Bewertung

Review: #2.02 Der Weckruf (2)

Diese Episode schließt nahtlos an die vorherige an, was bei einem Zweiteiler auch recht logisch ist. Somit erfahren wir in dieser Folge, was es mit dem mysteriösen Turm auf sich hat, den die Patienten und Ärzte der psychiatrischen Anstalt, sowie auch mehrere NTAC-Agenten, nach Tess’ Vorstellung errichten.

Aufwachen, wenn die Zukunft ruft

Es stellt sich heraus, dass der Turm eine Art gigantischer Wecker ist, der eine Druckwelle erzeugt und Kevin Burkhoff aus dem jahrelangen Zustand des Dahinvegetierens reißt. Das erweist sich als sehr bedeutsam, denn Kevin ist Wissenschaftler und beschäftigt sich mit der Aktivierung jener Gehirnzonen, die der Mensch nicht nutzt und die Fähigkeiten wie Telekinese und Telepathie ermöglichen können. Da Kevin diese Forschungen nun fortsetzen kann, scheint er der Vater der 4400-Technologie zu sein.

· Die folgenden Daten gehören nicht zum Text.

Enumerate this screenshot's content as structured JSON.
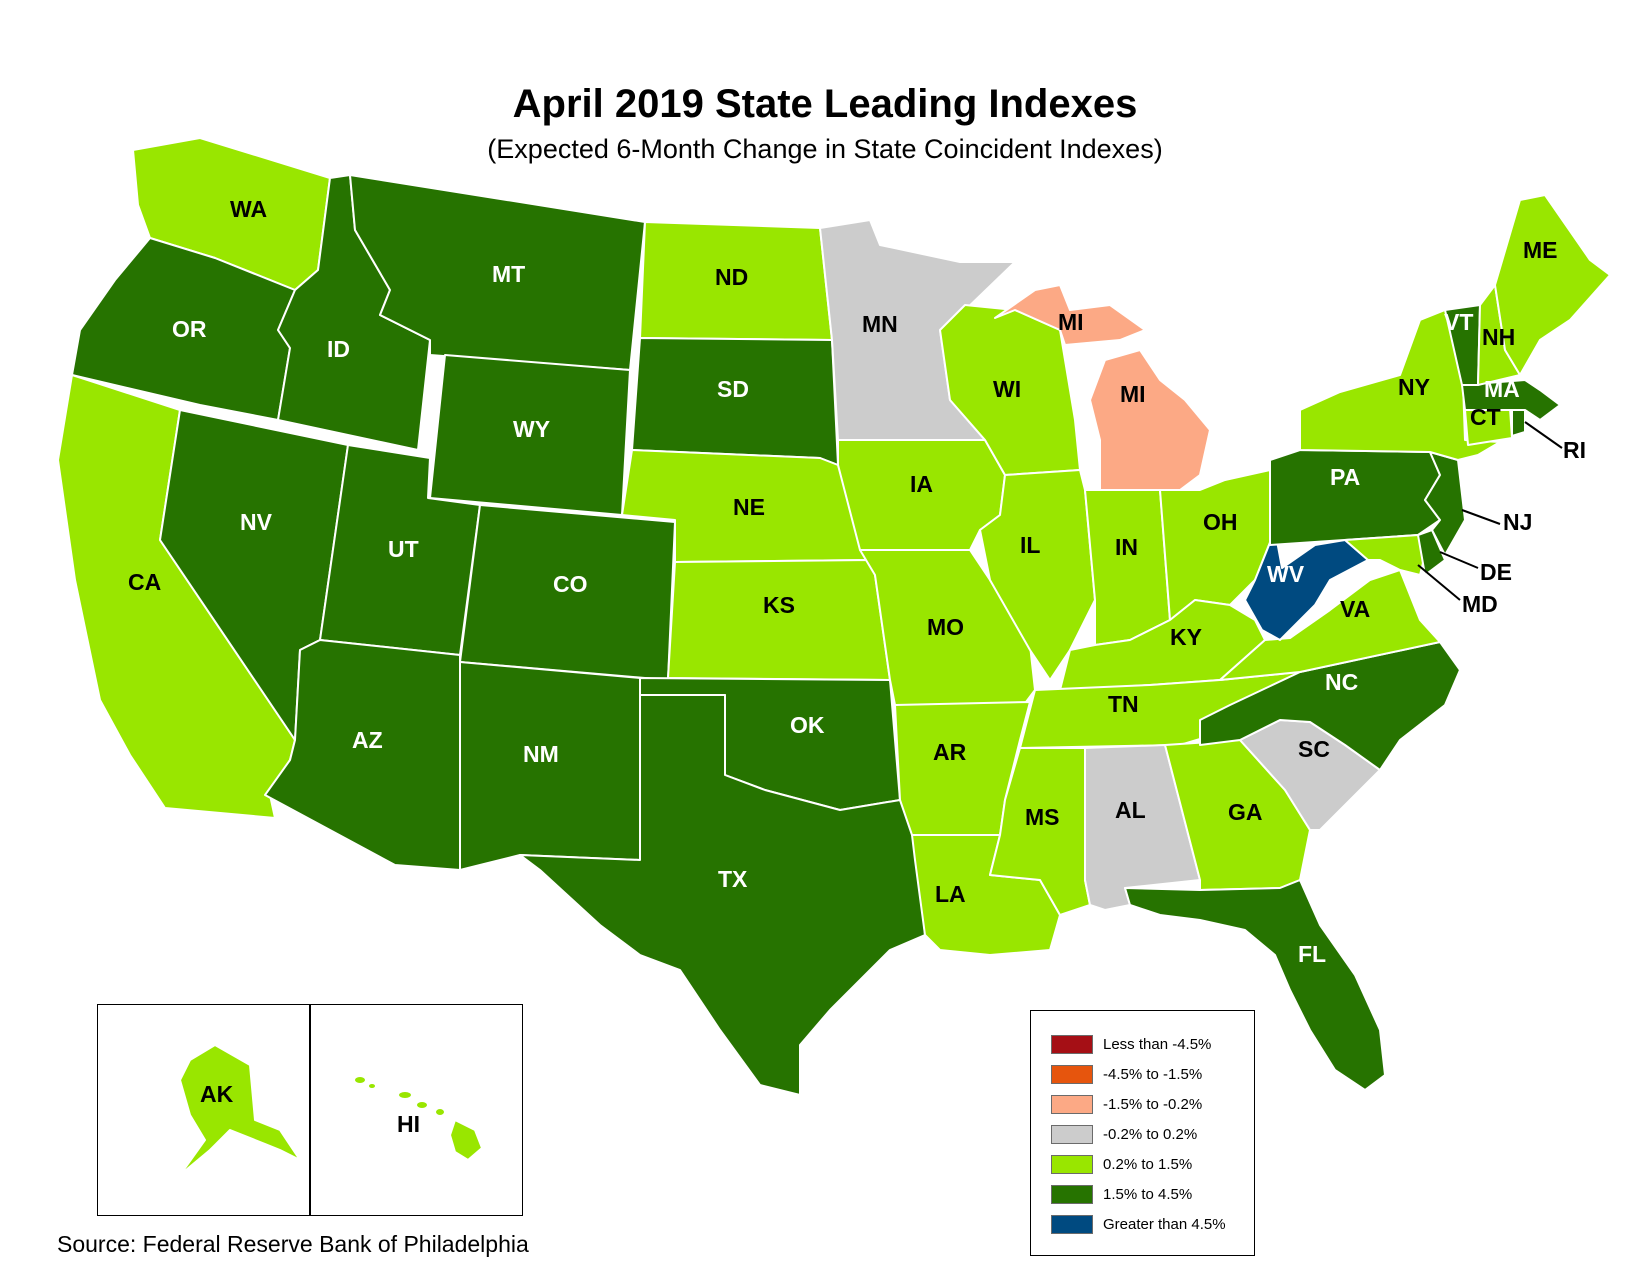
{
  "title": "April 2019 State Leading Indexes",
  "subtitle": "(Expected 6-Month Change in State Coincident Indexes)",
  "source": "Source: Federal Reserve Bank of Philadelphia",
  "legend": [
    {
      "label": "Less than -4.5%",
      "color": "#a50f15"
    },
    {
      "label": "-4.5% to -1.5%",
      "color": "#e6550d"
    },
    {
      "label": "-1.5% to -0.2%",
      "color": "#fca985"
    },
    {
      "label": "-0.2% to 0.2%",
      "color": "#cccccc"
    },
    {
      "label": "0.2% to 1.5%",
      "color": "#99e600"
    },
    {
      "label": "1.5% to 4.5%",
      "color": "#267300"
    },
    {
      "label": "Greater than 4.5%",
      "color": "#004a80"
    }
  ],
  "states": {
    "WA": {
      "label": "WA",
      "category": "0.2% to 1.5%"
    },
    "OR": {
      "label": "OR",
      "category": "1.5% to 4.5%"
    },
    "CA": {
      "label": "CA",
      "category": "0.2% to 1.5%"
    },
    "ID": {
      "label": "ID",
      "category": "1.5% to 4.5%"
    },
    "NV": {
      "label": "NV",
      "category": "1.5% to 4.5%"
    },
    "MT": {
      "label": "MT",
      "category": "1.5% to 4.5%"
    },
    "WY": {
      "label": "WY",
      "category": "1.5% to 4.5%"
    },
    "UT": {
      "label": "UT",
      "category": "1.5% to 4.5%"
    },
    "AZ": {
      "label": "AZ",
      "category": "1.5% to 4.5%"
    },
    "CO": {
      "label": "CO",
      "category": "1.5% to 4.5%"
    },
    "NM": {
      "label": "NM",
      "category": "1.5% to 4.5%"
    },
    "ND": {
      "label": "ND",
      "category": "0.2% to 1.5%"
    },
    "SD": {
      "label": "SD",
      "category": "1.5% to 4.5%"
    },
    "NE": {
      "label": "NE",
      "category": "0.2% to 1.5%"
    },
    "KS": {
      "label": "KS",
      "category": "0.2% to 1.5%"
    },
    "OK": {
      "label": "OK",
      "category": "1.5% to 4.5%"
    },
    "TX": {
      "label": "TX",
      "category": "1.5% to 4.5%"
    },
    "MN": {
      "label": "MN",
      "category": "-0.2% to 0.2%"
    },
    "IA": {
      "label": "IA",
      "category": "0.2% to 1.5%"
    },
    "MO": {
      "label": "MO",
      "category": "0.2% to 1.5%"
    },
    "AR": {
      "label": "AR",
      "category": "0.2% to 1.5%"
    },
    "LA": {
      "label": "LA",
      "category": "0.2% to 1.5%"
    },
    "WI": {
      "label": "WI",
      "category": "0.2% to 1.5%"
    },
    "IL": {
      "label": "IL",
      "category": "0.2% to 1.5%"
    },
    "MI_UP": {
      "label": "MI",
      "category": "-1.5% to -0.2%"
    },
    "MI": {
      "label": "MI",
      "category": "-1.5% to -0.2%"
    },
    "IN": {
      "label": "IN",
      "category": "0.2% to 1.5%"
    },
    "OH": {
      "label": "OH",
      "category": "0.2% to 1.5%"
    },
    "KY": {
      "label": "KY",
      "category": "0.2% to 1.5%"
    },
    "TN": {
      "label": "TN",
      "category": "0.2% to 1.5%"
    },
    "MS": {
      "label": "MS",
      "category": "0.2% to 1.5%"
    },
    "AL": {
      "label": "AL",
      "category": "-0.2% to 0.2%"
    },
    "GA": {
      "label": "GA",
      "category": "0.2% to 1.5%"
    },
    "FL": {
      "label": "FL",
      "category": "1.5% to 4.5%"
    },
    "SC": {
      "label": "SC",
      "category": "-0.2% to 0.2%"
    },
    "NC": {
      "label": "NC",
      "category": "1.5% to 4.5%"
    },
    "VA": {
      "label": "VA",
      "category": "0.2% to 1.5%"
    },
    "WV": {
      "label": "WV",
      "category": "Greater than 4.5%"
    },
    "PA": {
      "label": "PA",
      "category": "1.5% to 4.5%"
    },
    "NY": {
      "label": "NY",
      "category": "0.2% to 1.5%"
    },
    "VT": {
      "label": "VT",
      "category": "1.5% to 4.5%"
    },
    "NH": {
      "label": "NH",
      "category": "0.2% to 1.5%"
    },
    "ME": {
      "label": "ME",
      "category": "0.2% to 1.5%"
    },
    "MA": {
      "label": "MA",
      "category": "1.5% to 4.5%"
    },
    "CT": {
      "label": "CT",
      "category": "0.2% to 1.5%"
    },
    "RI": {
      "label": "RI",
      "category": "1.5% to 4.5%"
    },
    "NJ": {
      "label": "NJ",
      "category": "1.5% to 4.5%"
    },
    "DE": {
      "label": "DE",
      "category": "1.5% to 4.5%"
    },
    "MD": {
      "label": "MD",
      "category": "0.2% to 1.5%"
    },
    "AK": {
      "label": "AK",
      "category": "0.2% to 1.5%"
    },
    "HI": {
      "label": "HI",
      "category": "0.2% to 1.5%"
    }
  }
}
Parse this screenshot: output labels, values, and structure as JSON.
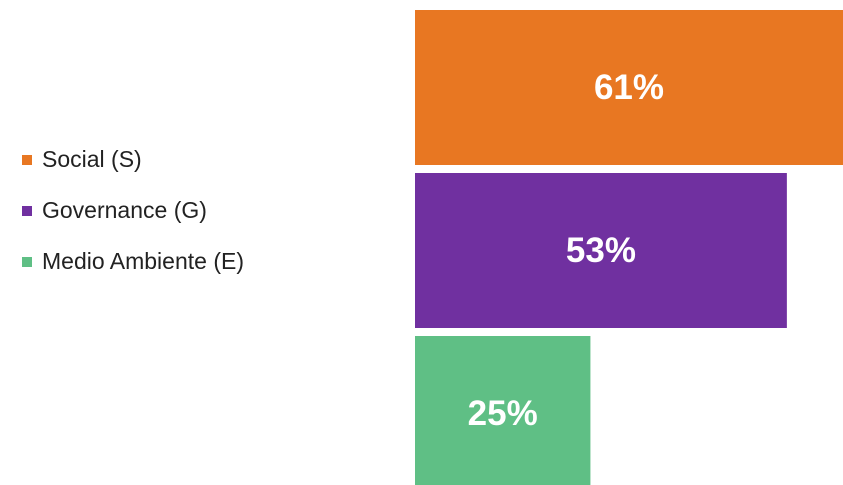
{
  "chart_data": {
    "type": "bar",
    "orientation": "horizontal",
    "categories": [
      "Social (S)",
      "Governance (G)",
      "Medio Ambiente (E)"
    ],
    "values": [
      61,
      53,
      25
    ],
    "value_labels": [
      "61%",
      "53%",
      "25%"
    ],
    "colors": [
      "#e87722",
      "#7030a0",
      "#5fbf85"
    ],
    "legend": "left"
  }
}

Man kann hier schon von einem großen Überraschungseffekt sprechen, denn diese Entwicklung war sicher nicht vorherzusehen. Man hat Kevin nur für Tess’ besten Freund in der Anstalt gehalten und nicht damit gerechnet, dass die ganze Aktion ihm gilt und er ein bedeutsamer Wissenschaftler ist.

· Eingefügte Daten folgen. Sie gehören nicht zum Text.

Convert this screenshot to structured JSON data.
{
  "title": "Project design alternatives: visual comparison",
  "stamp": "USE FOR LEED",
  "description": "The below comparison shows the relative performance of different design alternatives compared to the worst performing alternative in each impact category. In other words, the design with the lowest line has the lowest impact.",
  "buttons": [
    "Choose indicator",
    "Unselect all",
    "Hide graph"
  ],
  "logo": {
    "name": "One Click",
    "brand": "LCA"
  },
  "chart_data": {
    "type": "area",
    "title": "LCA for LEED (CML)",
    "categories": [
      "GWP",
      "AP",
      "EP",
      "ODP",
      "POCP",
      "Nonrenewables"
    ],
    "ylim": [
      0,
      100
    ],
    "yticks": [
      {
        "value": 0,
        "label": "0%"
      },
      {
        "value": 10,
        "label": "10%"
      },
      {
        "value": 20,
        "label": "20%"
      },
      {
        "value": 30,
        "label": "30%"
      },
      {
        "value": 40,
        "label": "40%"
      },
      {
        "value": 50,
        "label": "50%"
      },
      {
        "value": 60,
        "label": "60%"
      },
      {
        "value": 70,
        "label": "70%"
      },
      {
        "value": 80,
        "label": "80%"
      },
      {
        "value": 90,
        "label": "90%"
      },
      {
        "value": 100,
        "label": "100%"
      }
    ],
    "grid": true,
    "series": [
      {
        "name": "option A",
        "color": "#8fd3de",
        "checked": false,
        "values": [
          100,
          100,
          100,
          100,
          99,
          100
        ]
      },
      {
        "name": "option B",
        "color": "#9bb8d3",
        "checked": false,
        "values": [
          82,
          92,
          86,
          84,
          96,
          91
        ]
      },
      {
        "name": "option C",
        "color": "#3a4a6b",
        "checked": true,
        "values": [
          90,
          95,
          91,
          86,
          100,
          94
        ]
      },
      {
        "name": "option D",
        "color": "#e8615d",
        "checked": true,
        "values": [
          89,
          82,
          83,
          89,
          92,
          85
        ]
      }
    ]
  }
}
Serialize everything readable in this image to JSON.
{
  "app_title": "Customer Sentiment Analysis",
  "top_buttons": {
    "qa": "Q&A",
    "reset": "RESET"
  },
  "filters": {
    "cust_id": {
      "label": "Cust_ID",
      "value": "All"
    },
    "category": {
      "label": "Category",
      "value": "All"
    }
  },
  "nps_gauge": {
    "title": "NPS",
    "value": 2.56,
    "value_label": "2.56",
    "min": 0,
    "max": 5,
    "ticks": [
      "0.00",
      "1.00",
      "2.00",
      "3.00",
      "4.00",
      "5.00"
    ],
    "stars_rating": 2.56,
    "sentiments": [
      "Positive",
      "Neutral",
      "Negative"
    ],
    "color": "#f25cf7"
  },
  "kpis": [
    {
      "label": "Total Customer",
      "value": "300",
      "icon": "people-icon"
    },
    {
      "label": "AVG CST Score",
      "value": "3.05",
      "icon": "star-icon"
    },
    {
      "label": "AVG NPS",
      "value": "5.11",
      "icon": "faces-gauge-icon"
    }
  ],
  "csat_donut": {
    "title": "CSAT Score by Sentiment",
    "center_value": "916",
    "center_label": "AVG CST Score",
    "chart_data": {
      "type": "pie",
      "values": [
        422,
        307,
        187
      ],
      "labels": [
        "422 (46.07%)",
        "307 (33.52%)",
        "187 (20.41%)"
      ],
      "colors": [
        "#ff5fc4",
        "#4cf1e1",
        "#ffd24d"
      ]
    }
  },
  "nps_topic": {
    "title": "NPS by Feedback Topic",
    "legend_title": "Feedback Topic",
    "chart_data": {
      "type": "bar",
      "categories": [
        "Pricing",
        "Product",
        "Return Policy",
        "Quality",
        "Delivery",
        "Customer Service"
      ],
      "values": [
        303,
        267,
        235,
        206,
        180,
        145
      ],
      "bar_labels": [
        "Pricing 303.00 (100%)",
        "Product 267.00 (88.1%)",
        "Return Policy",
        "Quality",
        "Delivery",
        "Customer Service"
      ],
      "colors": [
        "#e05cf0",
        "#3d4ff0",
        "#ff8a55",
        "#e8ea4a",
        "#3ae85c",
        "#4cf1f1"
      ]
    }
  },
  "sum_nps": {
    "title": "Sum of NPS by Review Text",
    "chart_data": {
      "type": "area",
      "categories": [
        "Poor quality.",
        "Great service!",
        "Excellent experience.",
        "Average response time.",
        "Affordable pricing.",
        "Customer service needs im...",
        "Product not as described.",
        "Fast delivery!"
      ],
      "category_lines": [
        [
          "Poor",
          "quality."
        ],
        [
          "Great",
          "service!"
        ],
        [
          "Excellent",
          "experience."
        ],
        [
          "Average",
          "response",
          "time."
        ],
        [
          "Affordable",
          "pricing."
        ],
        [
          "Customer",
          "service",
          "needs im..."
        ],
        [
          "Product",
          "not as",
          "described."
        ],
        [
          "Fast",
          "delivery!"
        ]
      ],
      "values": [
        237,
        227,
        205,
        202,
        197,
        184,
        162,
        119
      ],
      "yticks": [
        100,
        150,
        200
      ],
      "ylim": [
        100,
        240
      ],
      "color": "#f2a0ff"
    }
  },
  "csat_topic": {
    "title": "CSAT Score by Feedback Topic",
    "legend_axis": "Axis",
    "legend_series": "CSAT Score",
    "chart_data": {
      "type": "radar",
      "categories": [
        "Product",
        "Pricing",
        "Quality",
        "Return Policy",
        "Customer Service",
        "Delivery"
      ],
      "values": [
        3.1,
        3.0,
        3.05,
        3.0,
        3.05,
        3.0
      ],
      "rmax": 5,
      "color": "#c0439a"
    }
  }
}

Dennoch hat mich diese Storyline nicht wirklich überzeugt, denn die ganze Geschichte wirkt einfach viel zu konstruiert. Die Menschen aus der Zukunft verfügen ja offensichtlich über bedeutsame Fähigkeiten, fällt ihnen da tatsächlich kein besserer Weg ein, um Kevin aufzuwecken? Müssen sie wirklich erst eine schizophrene Frau aus den 1950er Jahren entführen und sie über 50 Jahren später mit einer Kontrollfähigkeit wieder zurückschicken, mit der sie einen gigantischen Turm bauen lässt, wobei mindestens ein Mensch ums Leben kommt? Wäre es nicht ein bisschen einfacher gewesen, Kevin selbst in die Zukunft zu holen und zu heilen? Oder Tess eine Fähigkeit zu geben, mit der sie Kevin direkt heilen kann, ohne diesen komischen Turm? Immerhin hatten die Menschen aus der Zukunft ja auch keine Probleme damit, Shawn erstaunliche Heilkräfte zu geben, die bequem per Handauflegen funktionieren.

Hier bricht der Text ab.